The industry plaintiffs, including the American Trucking Associations, which is trying to kill the concession agreements that are the heart of the diesel pollution-reducing Port of Los Angeles Clean Trucks Plan, are making two arguments: that the LCFS violates the Commerce Clause of the United States Constitution and that it is preempted by federal law, specifically the federal Energy Independence and Security Act of 2005. These are the same legal theories that the auto industry used, unsuccessfully, in legal challenges to California’s Pavley Act, which is designed to reduce tailpipe emissions of CO2.
In the Commerce Clause claim, the plaintiffs allege that the LCFS discriminates against non-California producers of corn ethanol, a product that can be blended with gasoline to reduce the carbon content of the combined fuel. Plaintiffs also make the interesting claim that the LCFS will not provide any benefit to California that could outweigh the alleged harm to out-of-state interests, in summary because they claim the LCFS benefits won’t put a dent in global climate change. Were that theory to prevail, which I think unlikely, a very big dent would be put in many state and regional level climate change initiatives because the same argument could be made there: climate change is a world-wide problem and nothing we do locally can do any good. So I guess we should just quit trying and get used to living here in California with more smog that kills more people every year, more fires, more agricultural pests, more ocean erosion, fewer native species and no water.
The preemption claim asserts that the federal government has occupied this area of regulation of motor vehicle fuels and so California can’t have its own laws regulating the carbon content of fuels. As I mentioned above, that same argument was made in the Pavley Act cases and went down to defeat. There is no reason to expect a different result here.

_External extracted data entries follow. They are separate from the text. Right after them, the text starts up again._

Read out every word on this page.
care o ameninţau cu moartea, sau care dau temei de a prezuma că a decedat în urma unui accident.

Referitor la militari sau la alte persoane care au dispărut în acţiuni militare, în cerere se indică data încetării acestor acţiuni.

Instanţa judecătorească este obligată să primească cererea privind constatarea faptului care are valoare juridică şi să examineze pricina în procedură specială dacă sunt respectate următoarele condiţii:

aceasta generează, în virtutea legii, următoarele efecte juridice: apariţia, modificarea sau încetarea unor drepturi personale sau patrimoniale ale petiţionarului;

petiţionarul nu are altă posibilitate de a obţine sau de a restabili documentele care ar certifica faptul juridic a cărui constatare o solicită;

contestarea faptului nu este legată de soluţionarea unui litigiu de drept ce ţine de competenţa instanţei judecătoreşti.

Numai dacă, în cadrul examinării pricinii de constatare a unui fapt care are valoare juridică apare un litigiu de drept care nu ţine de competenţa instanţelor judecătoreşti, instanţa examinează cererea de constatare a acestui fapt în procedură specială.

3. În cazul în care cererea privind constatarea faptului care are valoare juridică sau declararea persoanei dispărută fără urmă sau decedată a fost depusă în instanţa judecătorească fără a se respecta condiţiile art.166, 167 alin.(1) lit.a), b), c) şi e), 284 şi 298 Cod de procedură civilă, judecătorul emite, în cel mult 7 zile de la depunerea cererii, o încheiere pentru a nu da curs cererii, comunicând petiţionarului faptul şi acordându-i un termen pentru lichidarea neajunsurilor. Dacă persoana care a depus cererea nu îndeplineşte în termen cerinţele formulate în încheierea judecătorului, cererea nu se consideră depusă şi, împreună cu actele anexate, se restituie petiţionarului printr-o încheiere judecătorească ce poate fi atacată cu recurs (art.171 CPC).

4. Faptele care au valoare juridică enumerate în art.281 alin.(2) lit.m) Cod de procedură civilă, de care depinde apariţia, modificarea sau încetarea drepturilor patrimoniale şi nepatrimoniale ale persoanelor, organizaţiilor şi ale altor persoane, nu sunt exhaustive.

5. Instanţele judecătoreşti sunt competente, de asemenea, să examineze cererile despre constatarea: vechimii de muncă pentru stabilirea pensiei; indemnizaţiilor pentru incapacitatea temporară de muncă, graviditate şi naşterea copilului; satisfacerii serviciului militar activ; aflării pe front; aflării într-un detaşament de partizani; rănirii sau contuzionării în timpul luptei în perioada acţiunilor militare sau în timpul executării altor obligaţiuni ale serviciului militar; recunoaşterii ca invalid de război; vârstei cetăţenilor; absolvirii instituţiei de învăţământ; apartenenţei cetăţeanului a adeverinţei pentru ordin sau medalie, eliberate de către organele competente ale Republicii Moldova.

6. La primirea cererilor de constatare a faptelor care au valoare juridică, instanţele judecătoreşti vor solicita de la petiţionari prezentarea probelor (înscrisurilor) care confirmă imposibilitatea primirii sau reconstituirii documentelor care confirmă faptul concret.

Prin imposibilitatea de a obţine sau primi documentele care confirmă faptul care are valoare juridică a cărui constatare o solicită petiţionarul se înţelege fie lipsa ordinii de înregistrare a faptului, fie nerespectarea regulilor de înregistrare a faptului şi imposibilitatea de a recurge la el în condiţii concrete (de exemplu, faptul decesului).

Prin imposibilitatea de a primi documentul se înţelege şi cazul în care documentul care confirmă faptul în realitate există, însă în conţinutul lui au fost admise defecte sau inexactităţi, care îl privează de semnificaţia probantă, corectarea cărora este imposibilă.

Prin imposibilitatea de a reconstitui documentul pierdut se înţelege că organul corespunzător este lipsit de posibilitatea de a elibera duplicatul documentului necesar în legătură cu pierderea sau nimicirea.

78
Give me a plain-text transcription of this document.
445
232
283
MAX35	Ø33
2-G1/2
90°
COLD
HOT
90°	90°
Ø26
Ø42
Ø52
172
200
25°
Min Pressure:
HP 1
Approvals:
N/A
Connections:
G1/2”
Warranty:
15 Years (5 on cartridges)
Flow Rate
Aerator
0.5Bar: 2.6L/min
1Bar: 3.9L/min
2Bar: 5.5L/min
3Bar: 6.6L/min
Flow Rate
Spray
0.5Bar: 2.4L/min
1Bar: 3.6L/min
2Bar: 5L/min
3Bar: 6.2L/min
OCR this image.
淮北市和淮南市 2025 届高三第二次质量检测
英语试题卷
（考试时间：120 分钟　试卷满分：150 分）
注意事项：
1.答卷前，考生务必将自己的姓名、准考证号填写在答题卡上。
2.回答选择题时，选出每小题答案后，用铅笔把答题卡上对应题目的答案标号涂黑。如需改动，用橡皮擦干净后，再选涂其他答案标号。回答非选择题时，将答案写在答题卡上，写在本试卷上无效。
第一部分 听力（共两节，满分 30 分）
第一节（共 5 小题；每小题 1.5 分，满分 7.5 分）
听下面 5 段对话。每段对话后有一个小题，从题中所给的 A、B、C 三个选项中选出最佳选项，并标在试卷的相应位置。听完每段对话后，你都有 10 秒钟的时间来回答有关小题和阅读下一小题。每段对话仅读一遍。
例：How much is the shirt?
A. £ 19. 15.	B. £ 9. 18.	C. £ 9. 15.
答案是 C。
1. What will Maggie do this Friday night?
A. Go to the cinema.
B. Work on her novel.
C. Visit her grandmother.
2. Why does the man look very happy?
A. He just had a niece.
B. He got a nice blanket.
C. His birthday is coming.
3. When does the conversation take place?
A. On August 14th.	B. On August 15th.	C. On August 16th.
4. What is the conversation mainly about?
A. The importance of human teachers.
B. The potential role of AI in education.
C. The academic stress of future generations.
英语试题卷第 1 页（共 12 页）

Why are these industry groups throwing money at lawyers rather than working with California to stop global climate change – with retread legal arguments that are proven losers? It’s hard to say. Their public messaging trots out the “job killer” page from the industry playbook, but there’s nothing behind that: the clean fuels industry will be creating jobs, not eliminating them. After industry loses this next round, maybe they will clean up their act like the auto industry did after losing the Pavley cases. It’s disappointing, but not surprising industry has chosen to litigate rather than innovate despite the fact that California requires them to start offering clean fuels. Instead of moving their industry into the 21st Century it appears they’d rather keep selling the same dirty old oil that sickens people and destroys our environment.